En résumé, bien que le PIB par habitant soit faible nous avons un secteur agricole actif, mais difficilement quantifiable. En effet, les ménages ruraux parviennent à produire tout ce qu’ils consomment tout au long de l’année et assurent une autosuffisance alimentaire sans transactions financières visibles ; ce type d’économie rurale échappe à la compréhension des experts économistes. C’est cela qui nous permet de peu importer et d’assurer une bonne partie de notre sécurité alimentaire. C’est pourquoi notre agriculture offre de bonnes opportunités d’investissement.
Quelle stratégie a été mise en place par le Gouvernement pour développer l’agriculture ?

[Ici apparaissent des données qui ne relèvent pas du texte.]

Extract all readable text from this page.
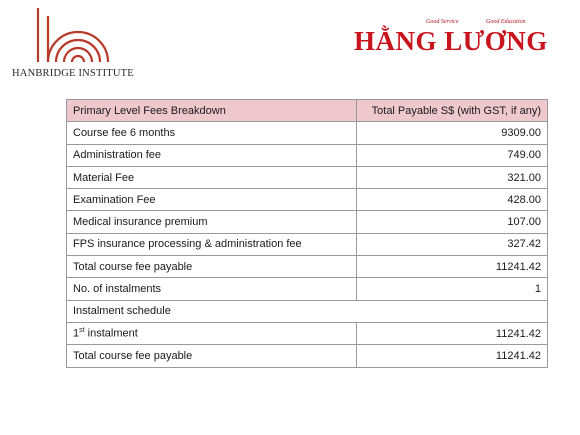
HANBRIDGE INSTITUTE
Good Service	Good Education
HẰNG LƯƠNG
Primary Level Fees Breakdown	Total Payable S$ (with GST, if any)
Course fee 6 months	9309.00
Administration fee	749.00
Material Fee	321.00
Examination Fee	428.00
Medical insurance premium	107.00
FPS insurance processing & administration fee	327.42
Total course fee payable	11241.42
No. of instalments	1
Instalment schedule	
1st instalment	11241.42
Total course fee payable	11241.42
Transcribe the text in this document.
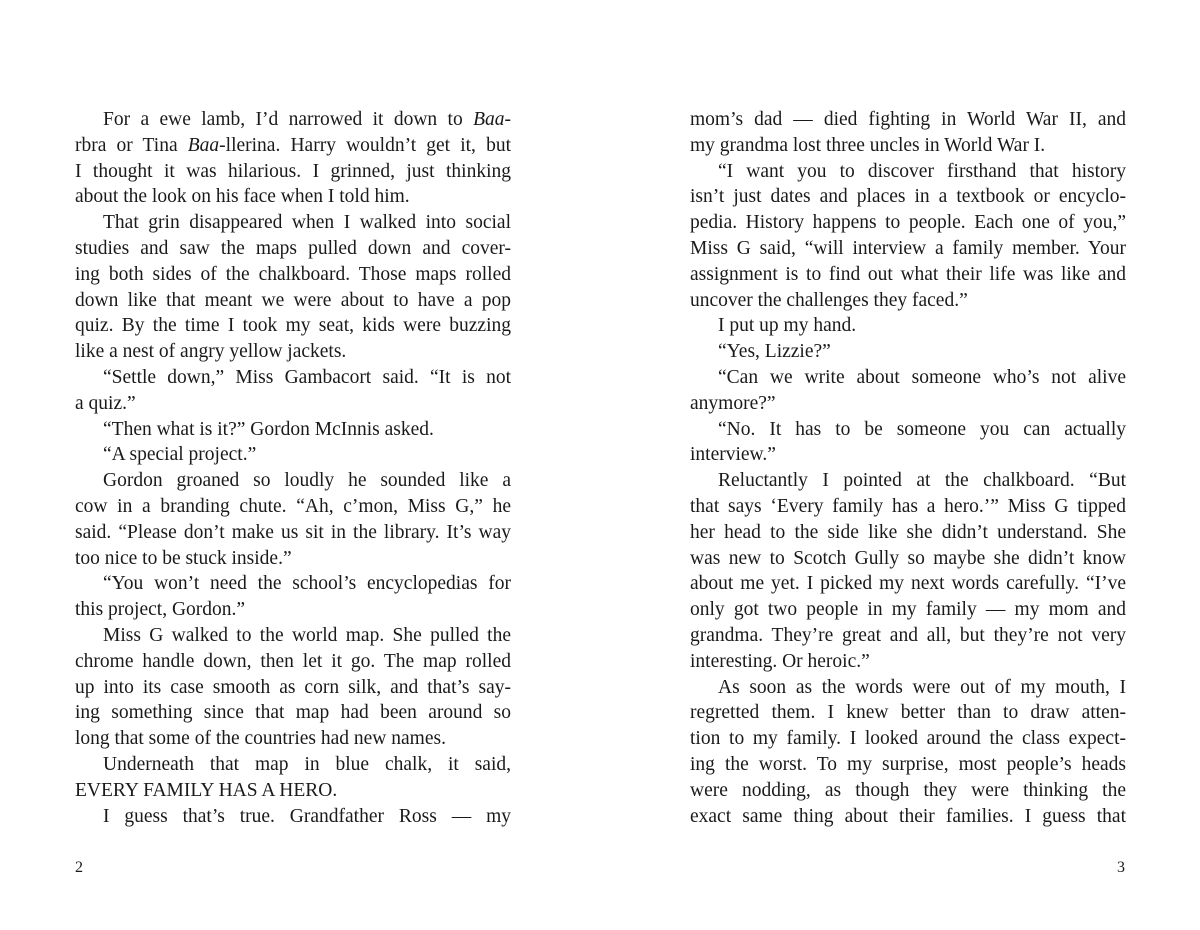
For a ewe lamb, I’d narrowed it down to Baa-
rbra or Tina Baa-llerina. Harry wouldn’t get it, but
I thought it was hilarious. I grinned, just thinking
about the look on his face when I told him.
That grin disappeared when I walked into social
studies and saw the maps pulled down and cover-
ing both sides of the chalkboard. Those maps rolled
down like that meant we were about to have a pop
quiz. By the time I took my seat, kids were buzzing
like a nest of angry yellow jackets.
“Settle down,” Miss Gambacort said. “It is not
a quiz.”
“Then what is it?” Gordon McInnis asked.
“A special project.”
Gordon groaned so loudly he sounded like a
cow in a branding chute. “Ah, c’mon, Miss G,” he
said. “Please don’t make us sit in the library. It’s way
too nice to be stuck inside.”
“You won’t need the school’s encyclopedias for
this project, Gordon.”
Miss G walked to the world map. She pulled the
chrome handle down, then let it go. The map rolled
up into its case smooth as corn silk, and that’s say-
ing something since that map had been around so
long that some of the countries had new names.
Underneath that map in blue chalk, it said,
EVERY FAMILY HAS A HERO.
I guess that’s true. Grandfather Ross — my
mom’s dad — died fighting in World War II, and
my grandma lost three uncles in World War I.
“I want you to discover firsthand that history
isn’t just dates and places in a textbook or encyclo-
pedia. History happens to people. Each one of you,”
Miss G said, “will interview a family member. Your
assignment is to find out what their life was like and
uncover the challenges they faced.”
I put up my hand.
“Yes, Lizzie?”
“Can we write about someone who’s not alive
anymore?”
“No. It has to be someone you can actually
interview.”
Reluctantly I pointed at the chalkboard. “But
that says ‘Every family has a hero.’” Miss G tipped
her head to the side like she didn’t understand. She
was new to Scotch Gully so maybe she didn’t know
about me yet. I picked my next words carefully. “I’ve
only got two people in my family — my mom and
grandma. They’re great and all, but they’re not very
interesting. Or heroic.”
As soon as the words were out of my mouth, I
regretted them. I knew better than to draw atten-
tion to my family. I looked around the class expect-
ing the worst. To my surprise, most people’s heads
were nodding, as though they were thinking the
exact same thing about their families. I guess that
2	3
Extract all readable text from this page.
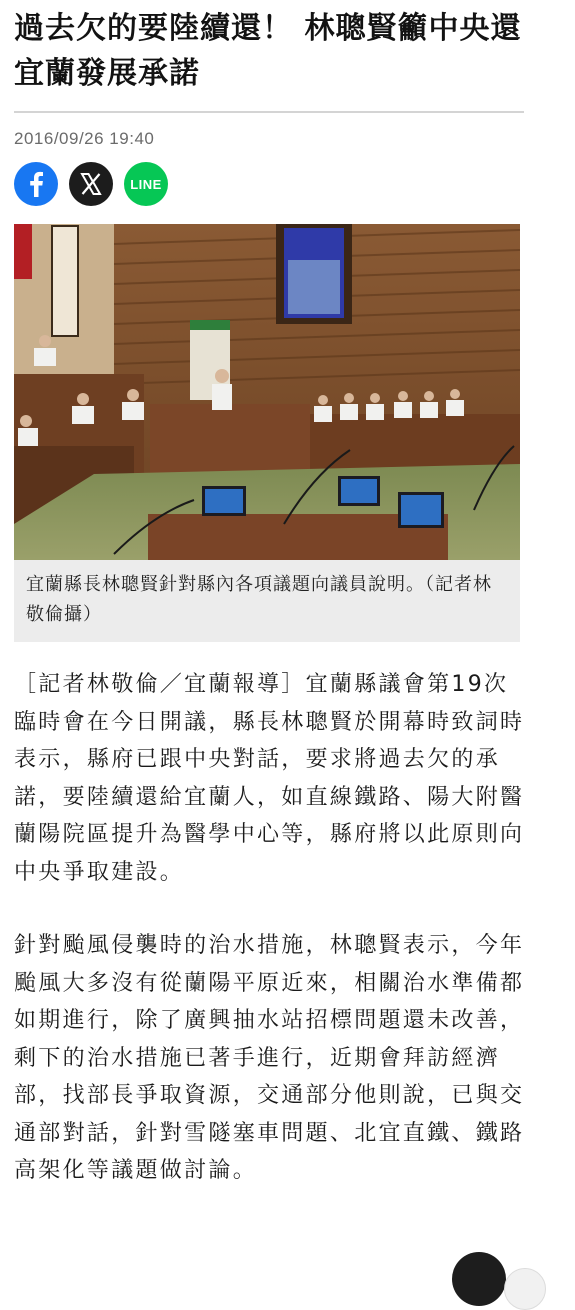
過去欠的要陸續還！ 林聰賢籲中央還宜蘭發展承諾
2016/09/26 19:40
LINE
宜蘭縣長林聰賢針對縣內各項議題向議員說明。（記者林敬倫攝）

［記者林敬倫／宜蘭報導］宜蘭縣議會第19次臨時會在今日開議，縣長林聰賢於開幕時致詞時表示，縣府已跟中央對話，要求將過去欠的承諾，要陸續還給宜蘭人，如直線鐵路、陽大附醫蘭陽院區提升為醫學中心等，縣府將以此原則向中央爭取建設。

針對颱風侵襲時的治水措施，林聰賢表示，今年颱風大多沒有從蘭陽平原近來，相關治水準備都如期進行，除了廣興抽水站招標問題還未改善，剩下的治水措施已著手進行，近期會拜訪經濟部，找部長爭取資源，交通部分他則說，已與交通部對話，針對雪隧塞車問題、北宜直鐵、鐵路高架化等議題做討論。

Le Gouvernement a pris la décision de faire de l’agriculture la priorité numéro 1, en lui allouant d’importants moyens, notamment pour la redynamisation de la recherche agricole, la subvention des intrants agricoles, la protection du patrimoine foncier avec l’aménagement des bassins versants, la mise en place d’infrastructures d’appui au secteur agricole, la redynamisation et la diversification des cultures d’exportation, etc. Cela a permis aux acteurs d’augmenter la production. L’État a également mis en place des mécanismes de financement de projets qui opèrent activement dans le domaine agricole, via la création et le financement de : 1) la Banque d’investissement pour les jeunes (BIJE) ; 2) la Banque d’investissement et de développement pour les femmes (BIDF) ; 3) le Programme d’autonomisation économique et d’emploi des jeunes (PAEEJ) ; 4) le Projet d’appui à l’inclusion financière agricole et rurale (PAIFAR) ; 5) le Programme de développement de l’entrepreneuriat rural (PRODER) ; 6) le Fonds d’impulsion, de garantie et d’accompagnement (FIGA) du secteur agricole.

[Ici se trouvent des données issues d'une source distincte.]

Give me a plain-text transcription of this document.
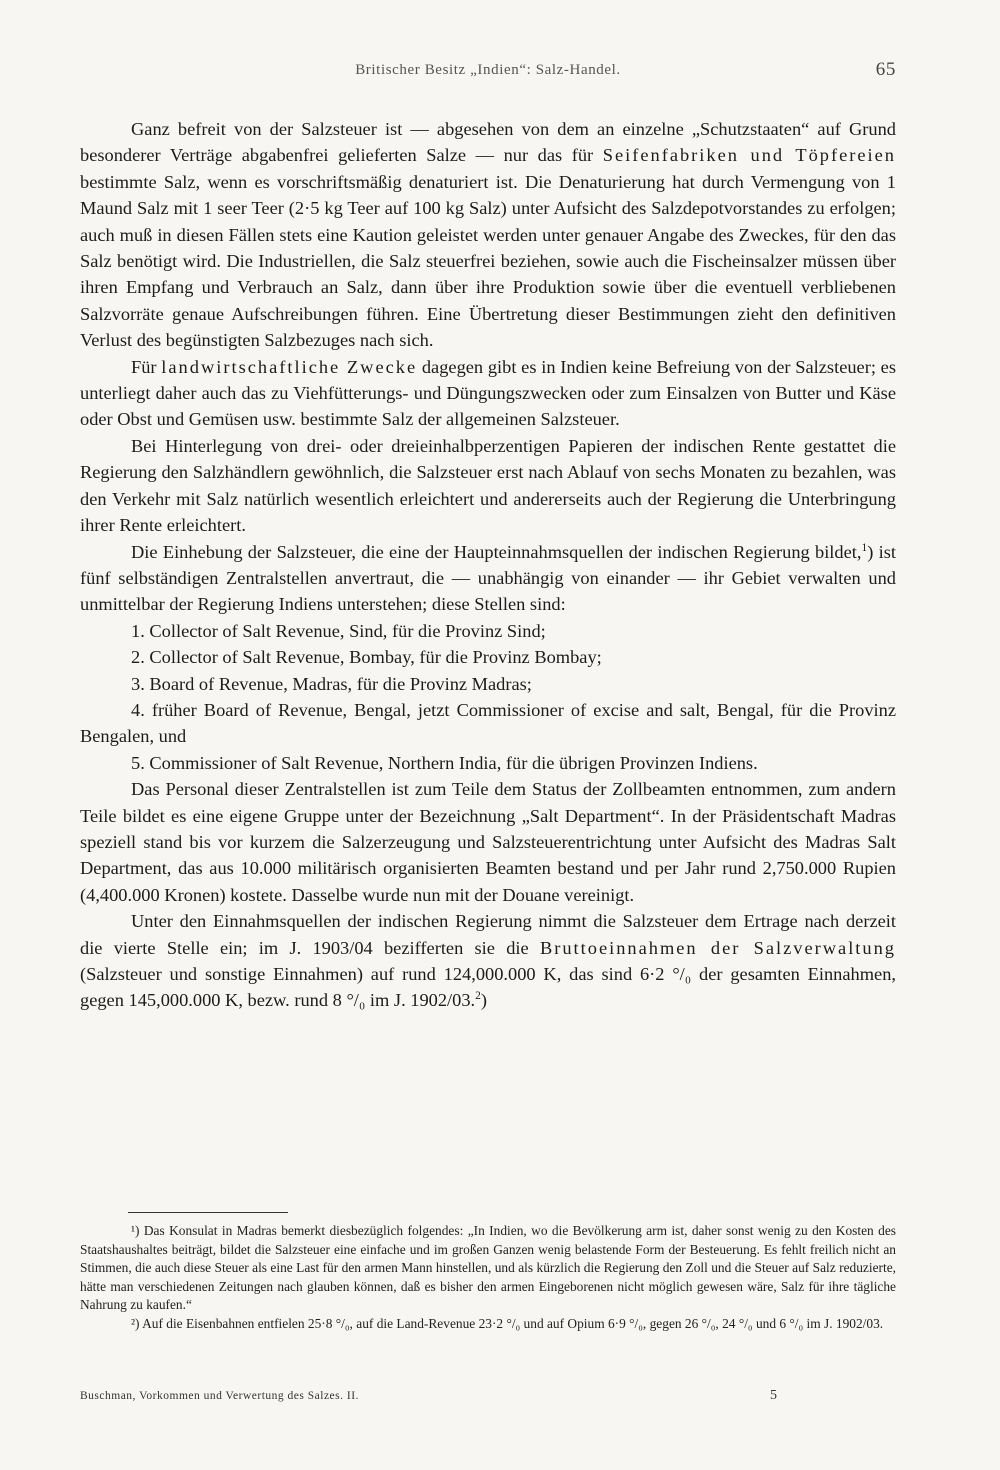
Britischer Besitz „Indien“: Salz-Handel.	65

Ganz befreit von der Salzsteuer ist — abgesehen von dem an einzelne „Schutzstaaten“ auf Grund besonderer Verträge abgabenfrei gelieferten Salze — nur das für Seifenfabriken und Töpfereien bestimmte Salz, wenn es vorschriftsmäßig denaturiert ist. Die Denaturierung hat durch Vermengung von 1 Maund Salz mit 1 seer Teer (2·5 kg Teer auf 100 kg Salz) unter Aufsicht des Salzdepotvorstandes zu erfolgen; auch muß in diesen Fällen stets eine Kaution geleistet werden unter genauer Angabe des Zweckes, für den das Salz benötigt wird. Die Industriellen, die Salz steuerfrei beziehen, sowie auch die Fischeinsalzer müssen über ihren Empfang und Verbrauch an Salz, dann über ihre Produktion sowie über die eventuell verbliebenen Salzvorräte genaue Aufschreibungen führen. Eine Übertretung dieser Bestimmungen zieht den definitiven Verlust des begünstigten Salzbezuges nach sich.

Für landwirtschaftliche Zwecke dagegen gibt es in Indien keine Befreiung von der Salzsteuer; es unterliegt daher auch das zu Viehfütterungs- und Düngungszwecken oder zum Einsalzen von Butter und Käse oder Obst und Gemüsen usw. bestimmte Salz der allgemeinen Salzsteuer.

Bei Hinterlegung von drei- oder dreieinhalbperzentigen Papieren der indischen Rente gestattet die Regierung den Salzhändlern gewöhnlich, die Salzsteuer erst nach Ablauf von sechs Monaten zu bezahlen, was den Verkehr mit Salz natürlich wesentlich erleichtert und andererseits auch der Regierung die Unterbringung ihrer Rente erleichtert.

Die Einhebung der Salzsteuer, die eine der Haupteinnahmsquellen der indischen Regierung bildet,$^1$) ist fünf selbständigen Zentralstellen anvertraut, die — unabhängig von einander — ihr Gebiet verwalten und unmittelbar der Regierung Indiens unterstehen; diese Stellen sind:

1. Collector of Salt Revenue, Sind, für die Provinz Sind;

2. Collector of Salt Revenue, Bombay, für die Provinz Bombay;

3. Board of Revenue, Madras, für die Provinz Madras;

4. früher Board of Revenue, Bengal, jetzt Commissioner of excise and salt, Bengal, für die Provinz Bengalen, und

5. Commissioner of Salt Revenue, Northern India, für die übrigen Provinzen Indiens.

Das Personal dieser Zentralstellen ist zum Teile dem Status der Zollbeamten entnommen, zum andern Teile bildet es eine eigene Gruppe unter der Bezeichnung „Salt Department“. In der Präsidentschaft Madras speziell stand bis vor kurzem die Salzerzeugung und Salzsteuerentrichtung unter Aufsicht des Madras Salt Department, das aus 10.000 militärisch organisierten Beamten bestand und per Jahr rund 2,750.000 Rupien (4,400.000 Kronen) kostete. Dasselbe wurde nun mit der Douane vereinigt.

Unter den Einnahmsquellen der indischen Regierung nimmt die Salzsteuer dem Ertrage nach derzeit die vierte Stelle ein; im J. 1903/04 bezifferten sie die Bruttoeinnahmen der Salzverwaltung (Salzsteuer und sonstige Einnahmen) auf rund 124,000.000 K, das sind 6·2 °/₀ der gesamten Einnahmen, gegen 145,000.000 K, bezw. rund 8 °/₀ im J. 1902/03.$^2$)

¹) Das Konsulat in Madras bemerkt diesbezüglich folgendes: „In Indien, wo die Bevölkerung arm ist, daher sonst wenig zu den Kosten des Staatshaushaltes beiträgt, bildet die Salzsteuer eine einfache und im großen Ganzen wenig belastende Form der Besteuerung. Es fehlt freilich nicht an Stimmen, die auch diese Steuer als eine Last für den armen Mann hinstellen, und als kürzlich die Regierung den Zoll und die Steuer auf Salz reduzierte, hätte man verschiedenen Zeitungen nach glauben können, daß es bisher den armen Eingeborenen nicht möglich gewesen wäre, Salz für ihre tägliche Nahrung zu kaufen.“

²) Auf die Eisenbahnen entfielen 25·8 °/₀, auf die Land-Revenue 23·2 °/₀ und auf Opium 6·9 °/₀, gegen 26 °/₀, 24 °/₀ und 6 °/₀ im J. 1902/03.

Buschman, Vorkommen und Verwertung des Salzes. II.	5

À cela s’ajoute un appel du Chef de l’État à la classe moyenne, et notamment aux fonctionnaires et aux investisseurs privés, pour qu’ils investissent dans le secteur agricole. Il les a incités à pratiquer l’agriculture en donnant lui-même le bon exemple. Aujourd’hui, chaque fonctionnaire doit avoir un champ et/ou un élevage moderne. La combinaison de l’agriculture de subsistance pratiquée par les ménages et de l’intervention de la classe moyenne et du secteur privé, a augmenté significativement la production. À titre d’exemple, cette année, nous avons eu un surplus de maïs. C’est également la première fois que nous constatons que la récolte des haricots, qui est la principale culture du pays, arrive alors que la production du maïs de la saison passée n’est pas encore finie, et cela prouve qu’au cours de cette année, il n’y a pas eu de période de soudure entre deux saisons. Sur appel des agriculteurs, le Gouvernement du Burundi a accepté d’acheter le surplus de production, en fixant un prix rémunérateur aux agriculteurs. Cela a encouragé les paysans et augmenté significativement la production. Les petits cultivateurs sont motivés par cette fixation des prix.
Avant, la tendance était de laisser l’agriculture aux paysans. Désormais, tout le monde investit dans le secteur, car il est devenu rentable.
Quels principaux produits d’exportation ciblez-vous ? Et comment améliorer la valeur ajoutée ?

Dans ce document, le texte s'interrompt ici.